The latest data indicate that not many account-holders took advantage of the offer.

In 2020, Fidelity Investments, the nation’s largest 401(k) provider, said 1.6 million people, or 6.3% of eligible participants in plans it administers, took some money out, the New York Times reported.

“Fidelity and many other 401(k) record-keepers reported that although the number of people taking COVID-19-related withdrawals continued to grow in the final three months of 2020, the rate of increase was modest and largely in line with what occurred in earlier months, even as the option to take a penalty-free withdrawal ended on Dec. 31,” the Times reported. “An additional 1% of 401(k) participants at Fidelity took what is known as a hardship distribution in 2020. These allow withdrawals for reasons including buying a home, preventing foreclosure or paying medical bills. In a typical year, about 2% take a hardship distribution.”

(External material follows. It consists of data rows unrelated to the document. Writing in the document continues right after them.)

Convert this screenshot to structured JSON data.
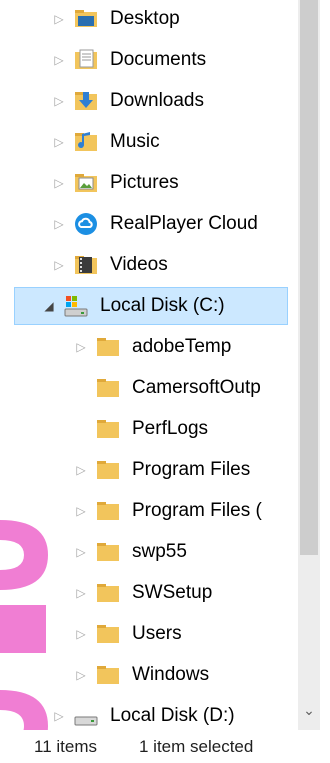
{
  "tree": [
    {
      "label": "Desktop",
      "icon": "desktop-folder-icon",
      "expander": "collapsed"
    },
    {
      "label": "Documents",
      "icon": "documents-folder-icon",
      "expander": "collapsed"
    },
    {
      "label": "Downloads",
      "icon": "downloads-folder-icon",
      "expander": "collapsed"
    },
    {
      "label": "Music",
      "icon": "music-folder-icon",
      "expander": "collapsed"
    },
    {
      "label": "Pictures",
      "icon": "pictures-folder-icon",
      "expander": "collapsed"
    },
    {
      "label": "RealPlayer Cloud",
      "icon": "realplayer-cloud-icon",
      "expander": "collapsed"
    },
    {
      "label": "Videos",
      "icon": "videos-folder-icon",
      "expander": "collapsed"
    },
    {
      "label": "Local Disk (C:)",
      "icon": "local-disk-icon",
      "expander": "expanded",
      "selected": true
    },
    {
      "label": "adobeTemp",
      "icon": "folder-icon",
      "expander": "collapsed"
    },
    {
      "label": "CamersoftOutp",
      "icon": "folder-icon",
      "expander": "none"
    },
    {
      "label": "PerfLogs",
      "icon": "folder-icon",
      "expander": "none"
    },
    {
      "label": "Program Files",
      "icon": "folder-icon",
      "expander": "collapsed"
    },
    {
      "label": "Program Files (",
      "icon": "folder-icon",
      "expander": "collapsed"
    },
    {
      "label": "swp55",
      "icon": "folder-icon",
      "expander": "collapsed"
    },
    {
      "label": "SWSetup",
      "icon": "folder-icon",
      "expander": "collapsed"
    },
    {
      "label": "Users",
      "icon": "folder-icon",
      "expander": "collapsed"
    },
    {
      "label": "Windows",
      "icon": "folder-icon",
      "expander": "collapsed"
    },
    {
      "label": "Local Disk (D:)",
      "icon": "drive-icon",
      "expander": "collapsed"
    }
  ],
  "status": {
    "item_count": "11 items",
    "selection": "1 item selected"
  },
  "colors": {
    "selection_bg": "#cce8ff",
    "selection_border": "#99d1ff",
    "folder_yellow": "#f2c55c",
    "overlay_pink": "#f07ed3"
  }
}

Similarly, Vanguard Group reported 5.7% of eligible participants took penalty-free withdrawals because of the crisis and 1.7% did so on hardship grounds in 2020, while T. Rowe Price Group said 8% of eligible people in plans it administers with assets over $25 million took at least one withdrawal because of the pandemic. About 6% of people with 401(k) accounts that Alight Solutions LLC administers tapped their savings, the Times stated.

‘Good News’

“Given how many people have been impacted by COVID, 6% can be viewed as good news,” Rob Austin, director of research at Alight, told the Times, adding that with unemployment rates high last spring, he said, some in the industry initially expected as many as half of 401(k) participants could raid their accounts.

The main reason withdrawal rates are lower than expected is that the unemployment crisis has disproportionately fallen on lower-income workers, who “are least likely to have a 401(k) plan,” Brigitte Madrian, an economist at Brigham Young University, told the Times.

The Times report noted that overall, approximately one-third of private sector workers don’t have access to a workplace retirement-savings plan, with fast food, retail and gig economy workers most often left out of any such plans.